At a post-9/11 gathering in San Diego, Basnan allegedly called the attack “a wonderful, glorious day” and celebrated the hijackers’ “heroism,” a law-enforcement official told Newsweek.

Despite all this, he was ultimately allowed to return to Saudi Arabia, and Dweikat was deported to Jordan. “I am not aware of [Basnan’s] current whereabouts,” Graham toldme last year.

Another man who might have helped investigators get to the bottom of this mystery is Abdussattar Shaikh, a longtime FBI asset in San Diego who was friends with al-Bayoumi and invited two of the San Diego-based hijackers to live in his home.

However, Shaikh was inexplicably not allowed by the FBI or the Bush administration to testify before the 9/11 Commission or the JICI.

“For me, that was the low point of the [JICI] investigation,” says Graham. “Bayoumi introduced the hijackers to Shaikh, who clearly knew a lot, but the FBI, who had Shaikh in protective custody, seemed to care more about protecting their asset than allowing us to find out what he knew about 9/11.”

During roughly the same period after the 9/11 attacks, San Diego FBI agent Steven Butler alerted his superiors about a flow of money from Saudi government officials that had made its way into the hands of two of the San Diego-based hijackers, according to U.S. News & World Report

But the warning was ignored.

“Butler is claiming that people [in the FBI] didn’t follow up,” a congressional source told U.S. News  Another congressional source told U.S. News: “Butler saw a pattern, a trail, and he told his supervisors, but it ended there.”

The investigation into the Saudi government’s alleged connections to the hijackers seemed to end there. 

Arguably the greatest crime mystery of our time, whose investigation, was led by Mueller, has become a cold case.

“I can’t believe the American public has let this go,” says Randall Hamud, the attorney who represented several of the San Diego-based hijackers’ non-Saudi friends as well as the family of Zacarias Moussaoui, the so-called 20th hijacker.

Hamud insists the Saudis were “given a pass by [President] Bush” throughout the 9/11 investigation. “There was overwhelming evidence that the Saudi government was connected to 9/11, but we still let Bayoumi return to Saudi Arabia,” he says. “What more do you need to know?”

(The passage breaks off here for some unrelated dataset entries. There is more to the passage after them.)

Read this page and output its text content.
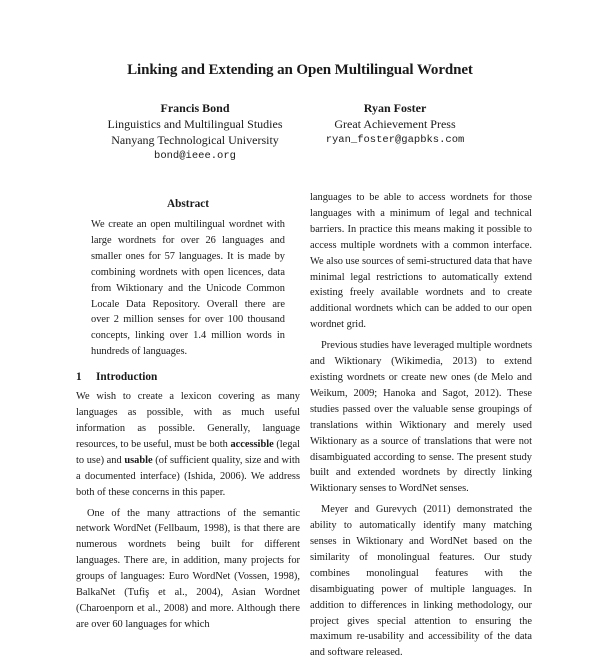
Linking and Extending an Open Multilingual Wordnet
Francis Bond
Linguistics and Multilingual Studies
Nanyang Technological University
bond@ieee.org
Ryan Foster
Great Achievement Press
ryan_foster@gapbks.com
Abstract

We create an open multilingual wordnet with large wordnets for over 26 languages and smaller ones for 57 languages. It is made by combining wordnets with open licences, data from Wiktionary and the Unicode Common Locale Data Repository. Overall there are over 2 million senses for over 100 thousand concepts, linking over 1.4 million words in hundreds of languages.

1 Introduction

We wish to create a lexicon covering as many languages as possible, with as much useful information as possible. Generally, language resources, to be useful, must be both accessible (legal to use) and usable (of sufficient quality, size and with a documented interface) (Ishida, 2006). We address both of these concerns in this paper.

One of the many attractions of the semantic network WordNet (Fellbaum, 1998), is that there are numerous wordnets being built for different languages. There are, in addition, many projects for groups of languages: Euro WordNet (Vossen, 1998), BalkaNet (Tufiş et al., 2004), Asian Wordnet (Charoenporn et al., 2008) and more. Although there are over 60 languages for which

languages to be able to access wordnets for those languages with a minimum of legal and technical barriers. In practice this means making it possible to access multiple wordnets with a common interface. We also use sources of semi-structured data that have minimal legal restrictions to automatically extend existing freely available wordnets and to create additional wordnets which can be added to our open wordnet grid.

Previous studies have leveraged multiple wordnets and Wiktionary (Wikimedia, 2013) to extend existing wordnets or create new ones (de Melo and Weikum, 2009; Hanoka and Sagot, 2012). These studies passed over the valuable sense groupings of translations within Wiktionary and merely used Wiktionary as a source of translations that were not disambiguated according to sense. The present study built and extended wordnets by directly linking Wiktionary senses to WordNet senses.

Meyer and Gurevych (2011) demonstrated the ability to automatically identify many matching senses in Wiktionary and WordNet based on the similarity of monolingual features. Our study combines monolingual features with the disambiguating power of multiple languages. In addition to differences in linking methodology, our project gives special attention to ensuring the maximum re-usability and accessibility of the data and software released.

Graham, who also believes the Bush administration protected the Saudis during the 9/11 inquiry and Mueller followed that lead, wonders if the world will ever get to the bottom of 9/11. 

"Someday, I do believe we will get to the bottom of 9/11 and the Saudi government connections," Graham says.

Will Mueller get it right this time? Will he actually get to the bottom of Trump's possible collusion with Russia? We may soon find out.